Andrew Paul, 35, was furious after claiming he was being denied access to his youngest son, by the child’s mother in Blackburn, Preston Crown Court was told.

So he set off home to Haslingden “in a rage”, with his eight-year-old daughter and 10-year-old son in the front and back of his Vauxhall Vectra, the court heard.

Two off-duty police officers later saw Paul’s vehicle speeding along Roundhill Road, its tyres smoking.

Prosecutor Nicola Carroll said one of the officers had to take evasive action to avoid a crash.

But it was not long before Paul lost control of the Vectra and he veered onto the wrong side of the road, into the path of Jason O’Brien’s Ford Focus.

The head-on smash left the victim with three fractures to his foot and severe bruising, among other injuries, the court heard.

Miss Carroll said he had to take four months off work and had to eat into his savings to get through Christmas that year.

Mr O’Brien told police afterwards he feared, shortly before the impact, he was not going to get out of the collision alive, she added.

The defendant’s two children also suffered bruising in the crash and had to be taken to the Royal Manchester Children’s Hospital, the court was told.

Police arrested Paul, once he too had been treated by medics, and when he undertook a blood test, it was found he had 104mg of alcohol per 100ml.
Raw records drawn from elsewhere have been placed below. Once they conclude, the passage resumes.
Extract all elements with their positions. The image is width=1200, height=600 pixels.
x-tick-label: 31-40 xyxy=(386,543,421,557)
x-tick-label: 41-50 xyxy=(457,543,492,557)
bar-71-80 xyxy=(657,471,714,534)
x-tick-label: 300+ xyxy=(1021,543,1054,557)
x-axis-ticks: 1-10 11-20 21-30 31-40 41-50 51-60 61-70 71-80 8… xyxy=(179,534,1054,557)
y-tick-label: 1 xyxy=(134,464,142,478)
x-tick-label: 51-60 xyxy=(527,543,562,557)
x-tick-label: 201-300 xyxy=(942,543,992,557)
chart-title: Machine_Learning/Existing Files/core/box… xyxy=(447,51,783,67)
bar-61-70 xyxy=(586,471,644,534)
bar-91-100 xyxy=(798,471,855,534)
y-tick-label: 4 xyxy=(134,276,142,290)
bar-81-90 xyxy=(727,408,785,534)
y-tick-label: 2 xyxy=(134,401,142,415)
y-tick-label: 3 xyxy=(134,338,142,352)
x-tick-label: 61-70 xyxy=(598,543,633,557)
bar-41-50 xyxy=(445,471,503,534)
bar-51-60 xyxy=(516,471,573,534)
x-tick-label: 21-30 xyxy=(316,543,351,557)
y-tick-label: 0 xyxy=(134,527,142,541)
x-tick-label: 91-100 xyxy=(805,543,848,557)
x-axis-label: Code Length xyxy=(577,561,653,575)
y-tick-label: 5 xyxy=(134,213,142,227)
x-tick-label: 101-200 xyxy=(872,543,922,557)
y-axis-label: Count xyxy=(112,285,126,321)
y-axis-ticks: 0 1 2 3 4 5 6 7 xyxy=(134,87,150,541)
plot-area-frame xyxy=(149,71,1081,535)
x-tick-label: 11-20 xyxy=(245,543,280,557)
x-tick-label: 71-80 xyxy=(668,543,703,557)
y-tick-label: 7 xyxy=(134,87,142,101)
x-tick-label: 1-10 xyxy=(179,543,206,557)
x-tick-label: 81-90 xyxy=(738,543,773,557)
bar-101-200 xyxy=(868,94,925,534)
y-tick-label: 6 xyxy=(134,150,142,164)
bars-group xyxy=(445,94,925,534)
The legal limit is 80mg. He also only had an expired provisional licence.

Paul, formerly of Harwood Road, Rishton, but later of Haslingden, pleaded guilty to causing serious injury by dangerous driving, driving with excess alcohol, having no insurance and having no driving licence. He was also banned from driving for 34 months.

Jailing him, Judge Sara Dodd said: “This was not a momentary of lapse of concentration - this was a prolonged incident of anger-fuelled driving.”

Duncan Nightingale, defending, said his client had no previous convictions and had co-operated with the police from the moment of his arrest, admitting his own driving was “appalling”.

The court heard that the two children in the car were now understood to be living with their mother.